On Tue, Nov 10, 2020 at 04:57:20PM +0100, Frantisek Zatloukal wrote:
many of you already heard about Fedora Packager Dashboard . In short,
for those who have not, it's a web application and backend aiming to make
the life of Fedora packagers easier. It combines data from multiple sources
(Pagure, Bugzilla, Bodhi, Koschei,...) relevant to the maintainers of
Tracking all these sites can be time consuming, especially if you maintain
dozens of different packages, so the Dashboard provides everything a
packager might need (or at least what we've thought of) - condensed,
cached, searchable and filterable on one page.
You can check it out/play with it even if you don't maintain any Fedora
packages, there is no authentication needed, just enter any packager’s
username. Feature-wise, it's pretty robust already, and there are more
things to come (like allowing users to authenticate and see private bugs
and more), but the original planned feature set is complete.
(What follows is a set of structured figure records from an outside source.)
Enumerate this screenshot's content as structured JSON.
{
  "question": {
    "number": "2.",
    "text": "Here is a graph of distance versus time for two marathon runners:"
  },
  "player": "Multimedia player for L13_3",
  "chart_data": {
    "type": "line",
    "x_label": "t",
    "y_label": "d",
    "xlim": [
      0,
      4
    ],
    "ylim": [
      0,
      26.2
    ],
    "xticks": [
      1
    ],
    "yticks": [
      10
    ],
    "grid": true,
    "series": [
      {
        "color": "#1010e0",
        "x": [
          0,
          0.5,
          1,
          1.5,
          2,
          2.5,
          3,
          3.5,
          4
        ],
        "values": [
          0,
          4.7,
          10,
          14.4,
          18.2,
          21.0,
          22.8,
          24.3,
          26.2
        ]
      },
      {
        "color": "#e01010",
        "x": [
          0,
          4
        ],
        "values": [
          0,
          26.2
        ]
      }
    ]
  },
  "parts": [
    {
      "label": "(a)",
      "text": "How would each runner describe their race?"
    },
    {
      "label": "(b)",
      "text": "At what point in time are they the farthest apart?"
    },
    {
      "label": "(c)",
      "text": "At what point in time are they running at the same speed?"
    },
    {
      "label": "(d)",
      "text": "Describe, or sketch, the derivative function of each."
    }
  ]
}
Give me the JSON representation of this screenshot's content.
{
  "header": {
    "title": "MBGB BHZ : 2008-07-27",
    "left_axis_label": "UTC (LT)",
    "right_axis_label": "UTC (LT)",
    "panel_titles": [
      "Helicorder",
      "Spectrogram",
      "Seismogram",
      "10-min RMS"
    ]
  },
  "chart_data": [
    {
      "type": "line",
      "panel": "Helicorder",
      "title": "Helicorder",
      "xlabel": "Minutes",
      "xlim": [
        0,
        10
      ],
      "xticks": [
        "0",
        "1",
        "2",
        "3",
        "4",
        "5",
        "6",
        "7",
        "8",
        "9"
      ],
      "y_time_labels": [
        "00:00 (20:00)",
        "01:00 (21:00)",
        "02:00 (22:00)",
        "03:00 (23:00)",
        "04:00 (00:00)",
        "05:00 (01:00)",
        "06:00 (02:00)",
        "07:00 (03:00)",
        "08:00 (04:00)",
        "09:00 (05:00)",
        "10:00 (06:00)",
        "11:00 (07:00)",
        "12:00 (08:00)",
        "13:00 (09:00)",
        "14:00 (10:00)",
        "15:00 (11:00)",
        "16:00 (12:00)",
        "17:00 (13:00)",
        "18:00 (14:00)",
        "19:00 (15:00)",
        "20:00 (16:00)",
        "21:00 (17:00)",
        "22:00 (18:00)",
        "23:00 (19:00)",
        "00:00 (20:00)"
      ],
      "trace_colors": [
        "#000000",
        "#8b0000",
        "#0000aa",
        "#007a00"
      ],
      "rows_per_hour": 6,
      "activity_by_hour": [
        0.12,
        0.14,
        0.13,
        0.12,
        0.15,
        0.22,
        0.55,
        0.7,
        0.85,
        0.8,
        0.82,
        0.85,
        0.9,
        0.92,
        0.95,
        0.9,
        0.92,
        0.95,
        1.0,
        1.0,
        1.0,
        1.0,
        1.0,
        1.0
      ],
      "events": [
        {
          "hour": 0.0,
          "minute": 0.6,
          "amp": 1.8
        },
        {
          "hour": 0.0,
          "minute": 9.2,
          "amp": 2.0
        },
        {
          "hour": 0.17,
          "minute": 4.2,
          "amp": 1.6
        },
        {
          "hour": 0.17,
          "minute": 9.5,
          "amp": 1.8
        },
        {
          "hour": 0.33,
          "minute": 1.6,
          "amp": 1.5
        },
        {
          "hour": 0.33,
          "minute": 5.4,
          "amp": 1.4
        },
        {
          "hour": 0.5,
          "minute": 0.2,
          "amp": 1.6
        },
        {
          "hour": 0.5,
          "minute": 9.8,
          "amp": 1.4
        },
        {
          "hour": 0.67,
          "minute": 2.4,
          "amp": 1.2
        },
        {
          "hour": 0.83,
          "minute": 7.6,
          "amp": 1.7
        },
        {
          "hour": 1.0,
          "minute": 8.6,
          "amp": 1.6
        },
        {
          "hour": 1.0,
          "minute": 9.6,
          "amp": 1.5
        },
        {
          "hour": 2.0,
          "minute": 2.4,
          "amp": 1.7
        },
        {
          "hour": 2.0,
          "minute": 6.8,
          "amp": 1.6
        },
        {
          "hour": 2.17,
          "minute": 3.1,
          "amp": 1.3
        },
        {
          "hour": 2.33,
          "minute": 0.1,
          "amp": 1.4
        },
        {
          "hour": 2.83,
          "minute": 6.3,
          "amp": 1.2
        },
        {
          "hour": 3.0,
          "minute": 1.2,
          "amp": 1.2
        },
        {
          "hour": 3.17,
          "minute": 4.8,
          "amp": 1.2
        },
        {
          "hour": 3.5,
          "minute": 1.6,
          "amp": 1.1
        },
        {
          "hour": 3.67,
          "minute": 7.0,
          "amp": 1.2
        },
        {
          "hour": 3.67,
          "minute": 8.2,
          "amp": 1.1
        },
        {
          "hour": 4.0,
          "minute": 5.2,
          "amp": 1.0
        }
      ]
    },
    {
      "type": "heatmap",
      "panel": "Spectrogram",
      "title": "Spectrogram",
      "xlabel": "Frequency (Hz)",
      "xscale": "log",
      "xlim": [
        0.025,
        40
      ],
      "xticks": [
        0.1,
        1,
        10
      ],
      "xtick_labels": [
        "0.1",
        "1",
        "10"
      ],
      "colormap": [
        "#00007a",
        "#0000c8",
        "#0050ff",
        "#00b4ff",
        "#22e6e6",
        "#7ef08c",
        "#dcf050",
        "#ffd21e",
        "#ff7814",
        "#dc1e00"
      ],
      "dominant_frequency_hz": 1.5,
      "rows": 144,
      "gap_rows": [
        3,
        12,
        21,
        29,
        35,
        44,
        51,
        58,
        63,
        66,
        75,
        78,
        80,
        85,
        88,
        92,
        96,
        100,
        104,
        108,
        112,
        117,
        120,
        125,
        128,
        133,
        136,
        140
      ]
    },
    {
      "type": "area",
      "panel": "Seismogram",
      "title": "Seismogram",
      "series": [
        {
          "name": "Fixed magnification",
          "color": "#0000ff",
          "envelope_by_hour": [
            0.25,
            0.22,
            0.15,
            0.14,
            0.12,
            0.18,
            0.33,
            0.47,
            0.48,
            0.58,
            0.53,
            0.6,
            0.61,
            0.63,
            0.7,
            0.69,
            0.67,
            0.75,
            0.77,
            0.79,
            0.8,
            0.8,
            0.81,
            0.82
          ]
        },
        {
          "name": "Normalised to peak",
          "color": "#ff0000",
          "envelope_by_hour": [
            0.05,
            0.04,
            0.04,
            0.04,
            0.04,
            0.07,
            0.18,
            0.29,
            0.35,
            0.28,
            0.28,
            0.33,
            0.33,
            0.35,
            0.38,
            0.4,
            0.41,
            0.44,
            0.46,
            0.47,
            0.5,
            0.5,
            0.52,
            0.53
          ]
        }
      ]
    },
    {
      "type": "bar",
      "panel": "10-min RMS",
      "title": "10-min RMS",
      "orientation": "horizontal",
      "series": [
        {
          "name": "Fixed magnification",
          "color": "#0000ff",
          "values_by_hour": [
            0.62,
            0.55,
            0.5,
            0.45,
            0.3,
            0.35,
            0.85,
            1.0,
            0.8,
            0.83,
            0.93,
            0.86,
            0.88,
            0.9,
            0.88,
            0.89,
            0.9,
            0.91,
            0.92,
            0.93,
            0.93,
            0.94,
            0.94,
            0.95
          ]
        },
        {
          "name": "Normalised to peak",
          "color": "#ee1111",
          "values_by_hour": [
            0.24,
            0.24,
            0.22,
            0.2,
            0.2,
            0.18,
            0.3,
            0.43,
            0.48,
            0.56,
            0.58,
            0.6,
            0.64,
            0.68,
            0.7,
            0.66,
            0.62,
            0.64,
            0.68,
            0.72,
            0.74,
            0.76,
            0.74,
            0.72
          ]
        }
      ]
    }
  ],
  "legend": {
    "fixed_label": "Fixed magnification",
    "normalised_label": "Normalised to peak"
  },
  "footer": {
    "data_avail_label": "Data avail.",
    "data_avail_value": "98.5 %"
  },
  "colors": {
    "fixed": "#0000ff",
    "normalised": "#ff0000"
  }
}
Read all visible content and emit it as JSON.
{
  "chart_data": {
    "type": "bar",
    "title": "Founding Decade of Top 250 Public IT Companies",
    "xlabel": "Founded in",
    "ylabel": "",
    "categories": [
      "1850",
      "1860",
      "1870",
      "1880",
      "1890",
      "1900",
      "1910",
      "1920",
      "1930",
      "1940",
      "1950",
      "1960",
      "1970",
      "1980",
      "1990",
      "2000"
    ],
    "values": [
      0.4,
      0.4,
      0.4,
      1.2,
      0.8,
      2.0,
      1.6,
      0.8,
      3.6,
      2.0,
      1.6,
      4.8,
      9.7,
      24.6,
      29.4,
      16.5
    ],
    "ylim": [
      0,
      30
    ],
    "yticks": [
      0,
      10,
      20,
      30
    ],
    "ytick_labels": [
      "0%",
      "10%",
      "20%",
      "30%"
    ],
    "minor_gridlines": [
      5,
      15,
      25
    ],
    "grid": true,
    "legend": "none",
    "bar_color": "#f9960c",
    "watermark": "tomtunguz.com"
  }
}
Currently, it's processing only publicly available data. When we'll start
implementing the ability to authenticate and process any private data,
we'll work closely with the Infra team to make sure there are no open holes.
Since the announcement of the testing phase, it has been running on a
temporary server which is barely keeping up, so I'd like to open up a
conversation about migration to the Infra OpenShift cluster.
Here is a brief overview of it's internals (I can elaborate more if anybody
needs me to):
Backend is a Flask/Python application leveraging Celery for planning and
executing the cache refreshes. The API is striving to be as non-blocking as
possible, using asynchronous-inspired behaviour. The client is given the
data currently available in cache, and advised about the completeness
(complete/partial cache misses) via HTTP status code.
The parameters for cache refreshes can be customized, depending on the
resources we have/can get. Currently, it's retrieving data for most of the
items every 2 hours (with exceptions like package versions which run daily
and are terribly slow). Backend is caching data for PRs, bugs, and
pre-calculated updates/overrides data for users visiting the app at least
once in two weeks. The main storage is a PostgreSQL database, and
optionally, if RAM is not an issue, we have a local memory-cached layer
that can be enabled (we find it not necessary ATM).
Has there been any thought about using fedora-messaging to update the
cache? ie, sync, then listen for messages and update as you go and only
need to do the full sync on startup?
Apart from storing the pre-crunched information from public sources,
keep timestamps of the last visit for each user.
Frontend is a React app fetching and displaying data from the backend
(really nothing to add here :) ).
Based on the OpenShift testing, I've come to the following schema of pods:
Redis pod (Celery backend)
PostgreSQL pod (cache and watchdog data storage)
In fedora infrastructure we use a external database server (non
openshift). This allows us to do backups nicely and let apps avoid
needing to manage their own db.
Beat pod (scheduling tasks for data refresh)
Flower pod (backend monitoring; nice to have, not absolutely necessary)
Gunicorn/NGINX pod (Oraculum backend)
NGINX pod (Packager Dashboard front-end).
Do you do ssl termination in the nginx pod?
In fedora infra our proxies do the ssl termination (This allows us to
keep wildcard certs only on proxies).
On top of that, we need a number of worker pods completing the
I am not sure how much RAM each pod in Infra OpenShift has, currently the
workers seem to be performing best with about 512 MB memory limit. Ideally
we’d like to have at least 12-16 Celery workers (more workers can, of
course, run on a single pod).
Well, right now... lets see...
We have 5 compute nodes:
693m 17% 8404Mi 35%
381m 9% 16628Mi 69%
2291m 57% 20539Mi 86%
387m 9% 16014Mi 67%
278m 6% 7764Mi 32%
We can add more if needed.
We might get more a sense of needs deploying this in staging...
Resource-wise it's not a small application (at least from my perspective :D
), but we believe it's a great value application which saves time for Red
Hat and community package maintainers.
Yeah, it's pretty awesome. ;)
I'd like to hear your feedback, questions, requests for changes
if there is
anything preventing it from deployment in Infra OpenShift
(architecture/code wise). And of course opinions on the feasibility of
moving Oraculum and Packager Dashboard into the Infra OpenShift cluster.
Thanks for working on this and bringing it up.